The built-in customer-auth plugin intercepts customer_login and customer_logout to manage session transitions between guest and authenticated states.

Authentication & tokens

MCP servers manage a multi-token authentication system:

  • Access token: short-lived JWT for API authorization
  • Refresh token: used to obtain new access tokens
  • Data token: optional token carrying additional claims

Token refresh happens automatically when a token is within a configurable threshold of expiry (default: 5 minutes). The server pre-validates JWTs (structure, expiry, issuer, audience) before forwarding to the gateway, providing defense-in-depth.

Query security & persisted documents

MCP tools execute GraphQL operations against the same gateway as the storefront. To prevent AI clients from executing arbitrary queries, the system uses persisted documents as an allowlist.

How it works

The codegen pipeline generates persisted-documents.json alongside the tool definitions. This file maps document IDs (SHA-256 hashes of the query string) to the actual GraphQL operations:

{
"f8567d7e...": "query GetProducts($filters: ...) { productSearch(...) { ... } }",
"8a7edd50...": "mutation AddToCart($cartId: ID!, ...) { cartAddLineItems(...) { ... } }"
}

These document IDs are registered with GraphQL Hive's persisted documents feature at deploy time. At runtime, the MCP server sends only the documentId instead of the full query string:

// The GraphQL executor sends the persisted document ID
body: JSON.stringify({ documentId, variables })

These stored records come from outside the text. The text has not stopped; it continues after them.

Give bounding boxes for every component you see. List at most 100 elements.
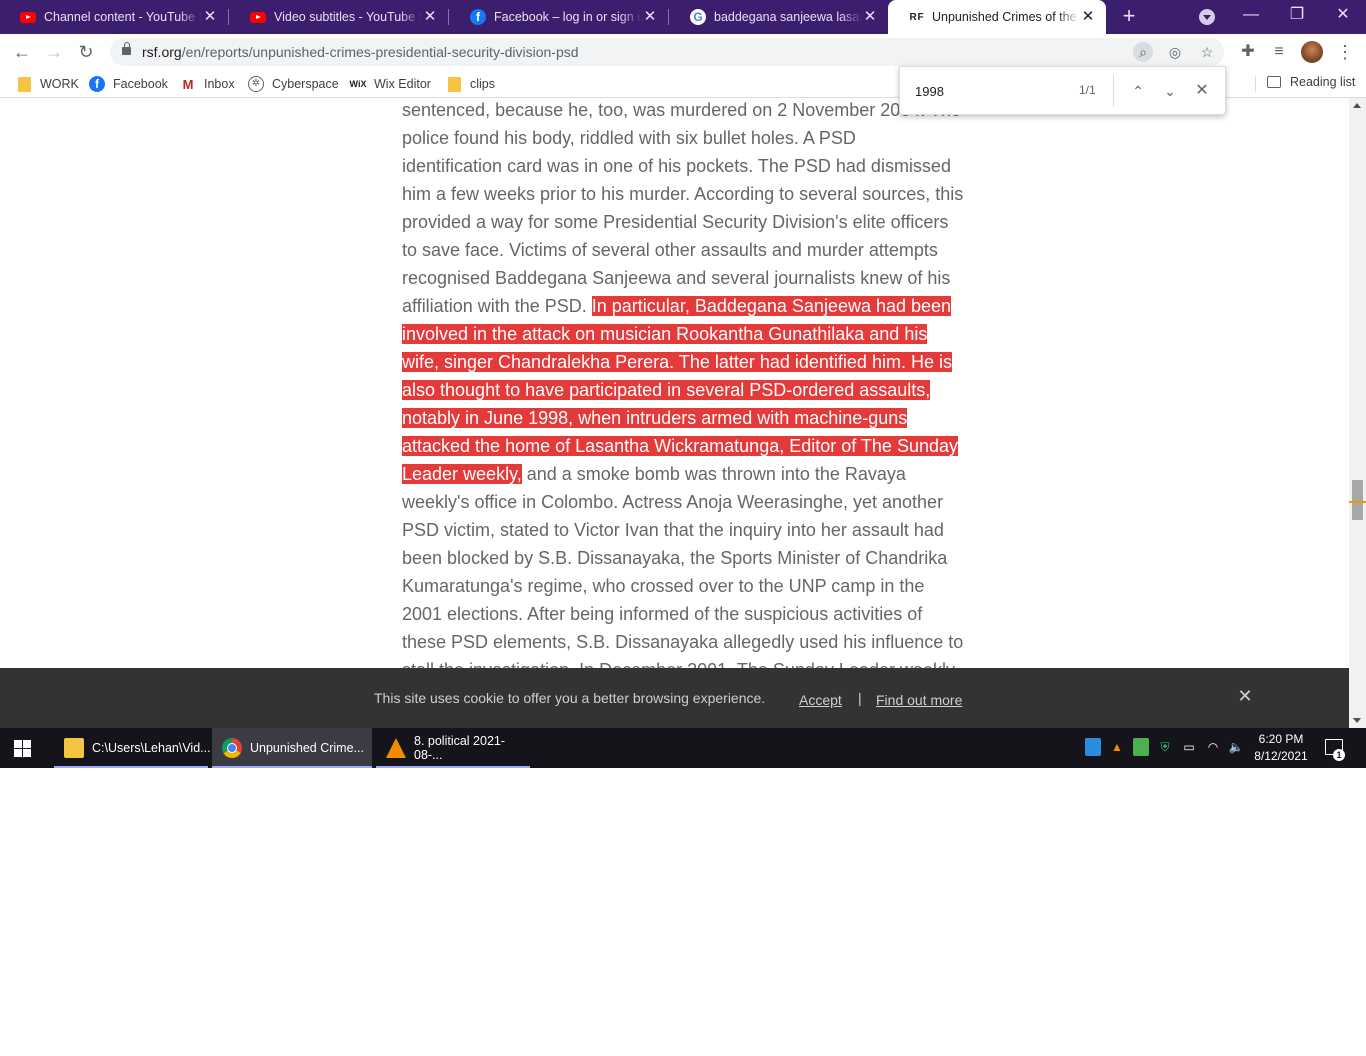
close-icon[interactable]: ✕ [422, 9, 438, 25]
article-text: provided a way for some Presidential Sec… [402, 212, 949, 232]
close-icon[interactable]: ✕ [1080, 9, 1096, 25]
bookmark-inbox[interactable]: M Inbox [180, 75, 235, 93]
tab-separator [228, 9, 229, 25]
tab-title: Video subtitles - YouTube Studio [274, 10, 422, 24]
google-icon: G [690, 9, 706, 25]
tab-search-icon[interactable] [1199, 9, 1215, 25]
scroll-thumb[interactable] [1352, 480, 1363, 520]
taskbar-vlc[interactable]: 8. political 2021-08-... [376, 728, 530, 768]
url-text[interactable]: rsf.org/en/reports/unpunished-crimes-pre… [142, 44, 579, 60]
article-line: Kumaratunga's regime, who crossed over t… [402, 572, 982, 600]
find-highlight: notably in June 1998, when intruders arm… [402, 408, 908, 428]
find-highlight: involved in the attack on musician Rooka… [402, 324, 928, 344]
restore-button[interactable]: ❐ [1274, 0, 1320, 34]
find-out-more-link[interactable]: Find out more [876, 692, 962, 708]
cookie-message: This site uses cookie to offer you a bet… [374, 690, 766, 706]
bookmark-wix-editor[interactable]: WiX Wix Editor [350, 75, 431, 93]
chevron-down-icon[interactable]: ⌄ [1158, 79, 1182, 103]
reading-list-button[interactable]: Reading list [1267, 75, 1355, 89]
system-clock[interactable]: 6:20 PM 8/12/2021 [1250, 731, 1312, 765]
find-match-count: 1/1 [1079, 83, 1096, 97]
window-close-button[interactable]: ✕ [1320, 0, 1366, 34]
app-tray-icon[interactable] [1133, 738, 1149, 756]
article-line: PSD victim, stated to Victor Ivan that t… [402, 516, 982, 544]
rsf-icon: R F [909, 11, 923, 23]
tab-video-subtitles[interactable]: Video subtitles - YouTube Studio ✕ [230, 0, 448, 34]
bookmark-star-icon[interactable]: ☆ [1197, 42, 1217, 62]
article-text: him a few weeks prior to his murder. Acc… [402, 184, 964, 204]
article-line: recognised Baddegana Sanjeewa and severa… [402, 264, 982, 292]
volume-icon[interactable]: 🔈 [1228, 738, 1244, 756]
clock-date: 8/12/2021 [1254, 749, 1308, 763]
bookmark-facebook[interactable]: f Facebook [89, 75, 168, 93]
tab-title: Channel content - YouTube Studio [44, 10, 202, 24]
close-icon[interactable]: ✕ [642, 9, 658, 25]
notification-badge: 1 [1333, 749, 1345, 761]
close-icon[interactable]: ✕ [202, 9, 218, 25]
more-menu-icon[interactable]: ⋮ [1333, 40, 1357, 64]
taskbar-label: C:\Users\Lehan\Vid... [92, 741, 211, 755]
article-line: provided a way for some Presidential Sec… [402, 208, 982, 236]
tab-title: Facebook – log in or sign up [494, 10, 642, 24]
taskbar-label: 8. political 2021-08-... [414, 734, 506, 762]
article-text: affiliation with the PSD. [402, 296, 592, 316]
accept-cookies-link[interactable]: Accept [799, 692, 842, 708]
bookmark-label: Cyberspace [272, 77, 339, 91]
article-line: these PSD elements, S.B. Dissanayaka all… [402, 628, 982, 656]
cookie-banner: This site uses cookie to offer you a bet… [0, 668, 1349, 728]
new-tab-button[interactable]: + [1118, 5, 1140, 28]
article-text: these PSD elements, S.B. Dissanayaka all… [402, 632, 964, 652]
tab-google-search[interactable]: G baddegana sanjeewa lasantha ✕ [670, 0, 888, 34]
gmail-icon: M [182, 76, 194, 92]
page-content: sentenced, because he, too, was murdered… [0, 98, 1349, 668]
wifi-icon[interactable]: ◠ [1205, 738, 1221, 756]
cookie-separator: | [858, 690, 862, 706]
find-match-marker [1349, 501, 1366, 503]
media-control-icon[interactable]: ≡ [1267, 40, 1291, 64]
back-button[interactable]: ← [10, 40, 34, 64]
find-highlight: wife, singer Chandralekha Perera. The la… [402, 352, 952, 372]
taskbar-file-explorer[interactable]: C:\Users\Lehan\Vid... [54, 728, 211, 768]
article-text: 2001 elections. After being informed of … [402, 604, 923, 624]
tab-unpunished-crimes[interactable]: R F Unpunished Crimes of the Presidentia… [888, 0, 1106, 34]
security-shield-icon[interactable]: ⛨ [1157, 738, 1173, 756]
chrome-icon [222, 738, 242, 758]
address-bar[interactable]: rsf.org/en/reports/unpunished-crimes-pre… [110, 38, 1224, 66]
find-input[interactable] [915, 82, 1065, 100]
profile-avatar[interactable] [1301, 41, 1323, 63]
app-tray-icon[interactable] [1085, 738, 1101, 756]
extensions-icon[interactable]: ✚ [1236, 40, 1260, 64]
scroll-down-arrow-icon[interactable] [1353, 718, 1361, 723]
forward-button[interactable]: → [42, 40, 66, 64]
windows-start-icon[interactable] [14, 740, 32, 757]
vlc-tray-icon[interactable]: ▲ [1109, 738, 1125, 756]
chevron-up-icon[interactable]: ⌃ [1126, 79, 1150, 103]
close-icon[interactable]: ✕ [862, 9, 878, 25]
close-icon[interactable]: ✕ [1190, 79, 1214, 103]
reload-button[interactable]: ↻ [74, 40, 98, 64]
battery-icon[interactable]: ▭ [1181, 738, 1197, 756]
tab-title: Unpunished Crimes of the Presidential [932, 10, 1080, 24]
article-line: affiliation with the PSD. In particular,… [402, 292, 982, 320]
article-line: 2001 elections. After being informed of … [402, 600, 982, 628]
lock-icon[interactable] [122, 42, 131, 55]
taskbar-chrome[interactable]: Unpunished Crime... [212, 728, 372, 768]
bookmark-work[interactable]: WORK [16, 75, 79, 93]
tab-channel-content[interactable]: Channel content - YouTube Studio ✕ [0, 0, 228, 34]
scroll-up-arrow-icon[interactable] [1353, 103, 1361, 108]
close-icon[interactable]: ✕ [1235, 686, 1255, 706]
article-line: been blocked by S.B. Dissanayaka, the Sp… [402, 544, 982, 572]
tab-facebook[interactable]: f Facebook – log in or sign up ✕ [450, 0, 668, 34]
file-explorer-icon [64, 738, 84, 758]
bookmark-cyberspace[interactable]: ✲ Cyberspace [248, 75, 339, 93]
article-line: Leader weekly, and a smoke bomb was thro… [402, 460, 982, 488]
reading-list-label: Reading list [1290, 75, 1356, 89]
find-bar: 1/1 ⌃ ⌄ ✕ [899, 66, 1226, 115]
bookmark-label: Inbox [204, 77, 235, 91]
find-in-page-icon[interactable]: ⌕ [1133, 42, 1153, 62]
page-scrollbar[interactable] [1349, 98, 1366, 728]
bookmark-clips[interactable]: clips [446, 75, 495, 93]
minimize-button[interactable]: — [1228, 0, 1274, 34]
eye-off-icon[interactable]: ◎ [1165, 42, 1185, 62]
article-line: also thought to have participated in sev… [402, 376, 982, 404]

The gateway rejects any request with an unregistered document ID. This means the AI can only execute the exact queries that were defined in operations.graphql and approved at build time. It cannot construct arbitrary queries, access fields not included in the selection sets, or bypass the operation boundaries you've defined.

Same security model as the storefront

This is not MCP-specific. The storefront frontend uses the same persisted documents mechanism. Both the AI and the web client operate under identical constraints: only pre-registered queries execute, and the gateway rejects everything else.

Schema changes that break an MCP tool's query are caught in CI when persisted documents are validated against the current schema. If a field is removed or a type changes, the build fails before it reaches production.

Selective field exposure

Beyond the allowlist, you control what data the AI sees through the GraphQL selection sets in operations.graphql. A GetProducts tool for the AI doesn't need to include internal pricing tiers, margin data, or supplier information: just don't select those fields. The operation itself is the contract with the AI.

The exclude flag

Some operations need to exist in the codebase (for token refresh or session management) but should not be exposed as tools to the AI:

mutation RefreshToken
@mcpTool(description: "Internal token refresh", exclude: true) {
refreshToken { accessToken }
}

Operations with exclude: true are included in the persisted documents (so they can be executed at runtime by the plugin system) but are omitted from the generated tool definitions. The AI never sees them.

Observability

MCP servers emit OpenTelemetry metrics for monitoring:

MetricTypeDescription
mcp.tool.invocationsCounterTool calls by name and status
mcp.tool.durationHistogramTool execution time in ms
mcp.sessions.activeUpDownCounterCurrently active sessions
mcp.sessions.createdCounterTotal sessions created
mcp.sessions.closedCounterSessions closed by reason

Structured logging via pino provides per-session context for debugging.